I'm about to use Virtex 4, and wonder if this is achievable. All literature seems to indicate that it is, but I'd like hear what others think and perhaps point out where I need to be careful in the design.
I'd be receiving an LVDS clock pair @ 360Mhz, running part of the internal logic at 360. This internal logic includes DSP48 slices (but need to be pipelined in the fabric since I need more than 48-bit 'C' input for adder). Preliminary testing indicates that it can go above
360 with light user intervention. One thing I'm cautious about is, the rest of logic runs much slower, at 90Mhz.

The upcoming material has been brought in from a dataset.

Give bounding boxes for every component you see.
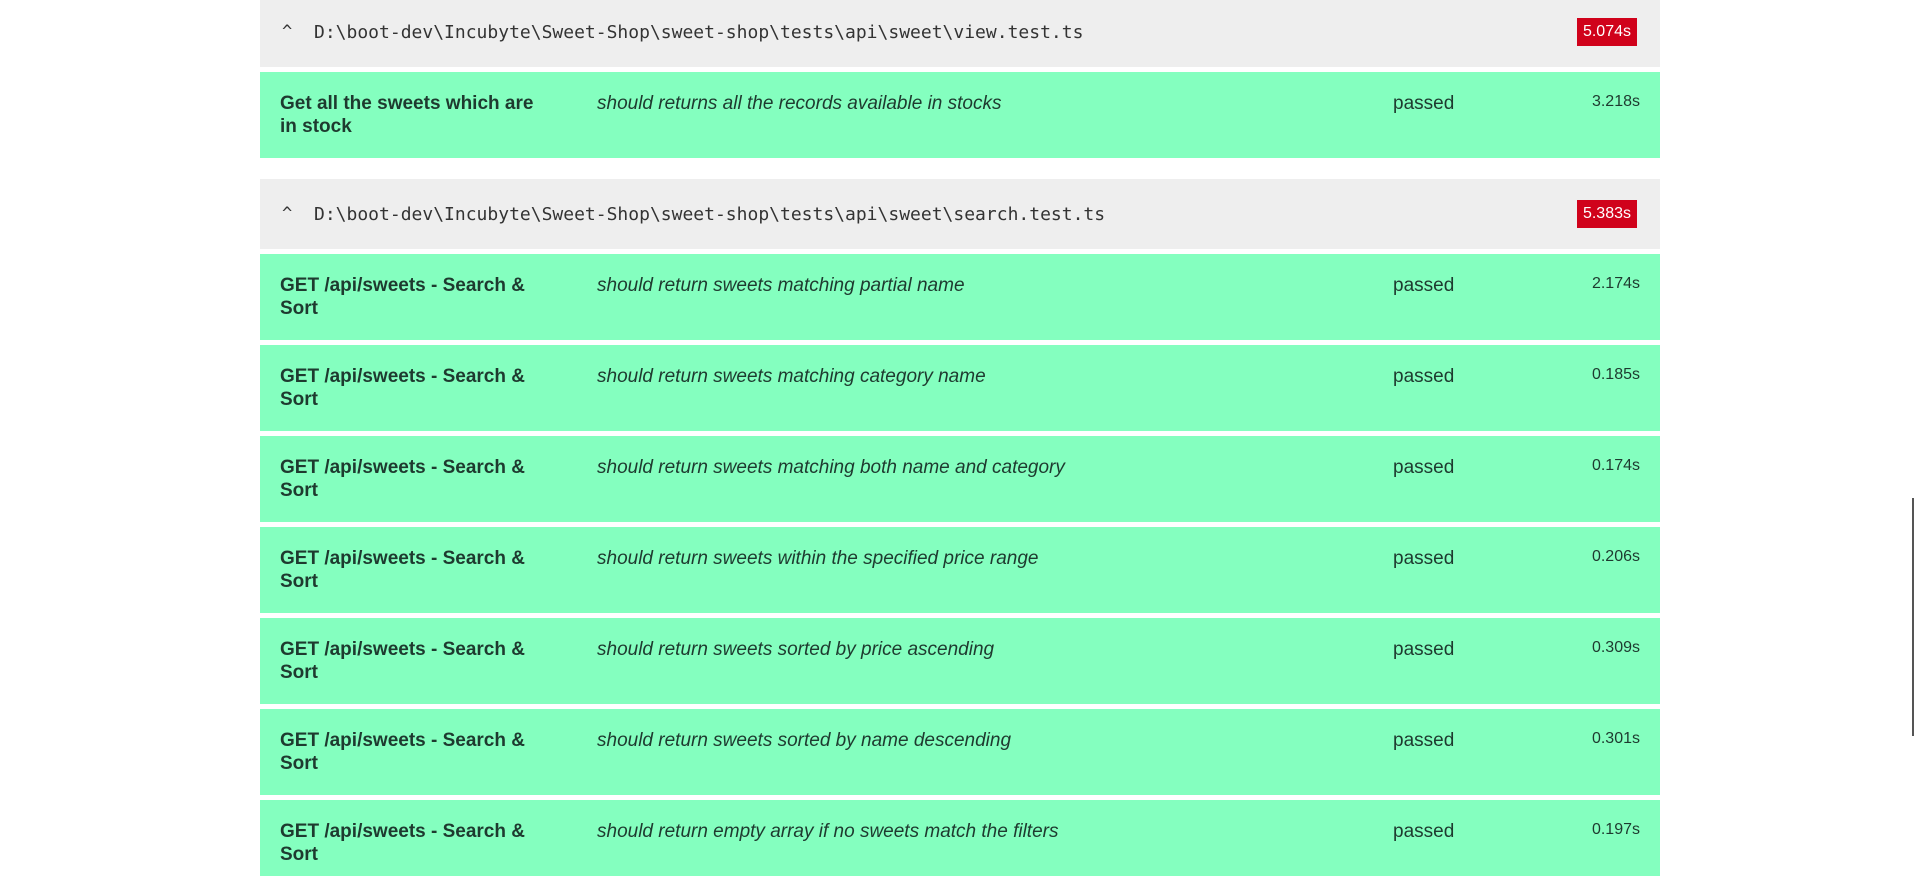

Initially was thinking of using /4 version, but Peter Alfke's post regarding added skews due to loading differences in DCM outputs is making me think about it carefully.For otuput, I'd be using ODDR to multiplex 360 Mhz logic, to send the data out at 360Mhz DDR (so the data can look like 360Mhz 'clock'). Data is LVDS, so is the forwarded LVDS clock pair @ 360Mhz. The receiving device will use both edges of the forwarded 360 Mhz clock to sample the data. Clock to output delay is not good, 3+ ns, but since the clock will be forwarded and will incur effectively the same delay as data (other than IOB-IOB clk skew), as long as I send out 180 deg version of internal 360 clock using ODDR, it should be ok. Not sure what kind of SI issue there will be, however.
I have an option of running it at 180Mhz if 360 is risky. External device will be different. Am I playing too safe by going to 180? Will
360 be a challenge?I'd appreciate feedback.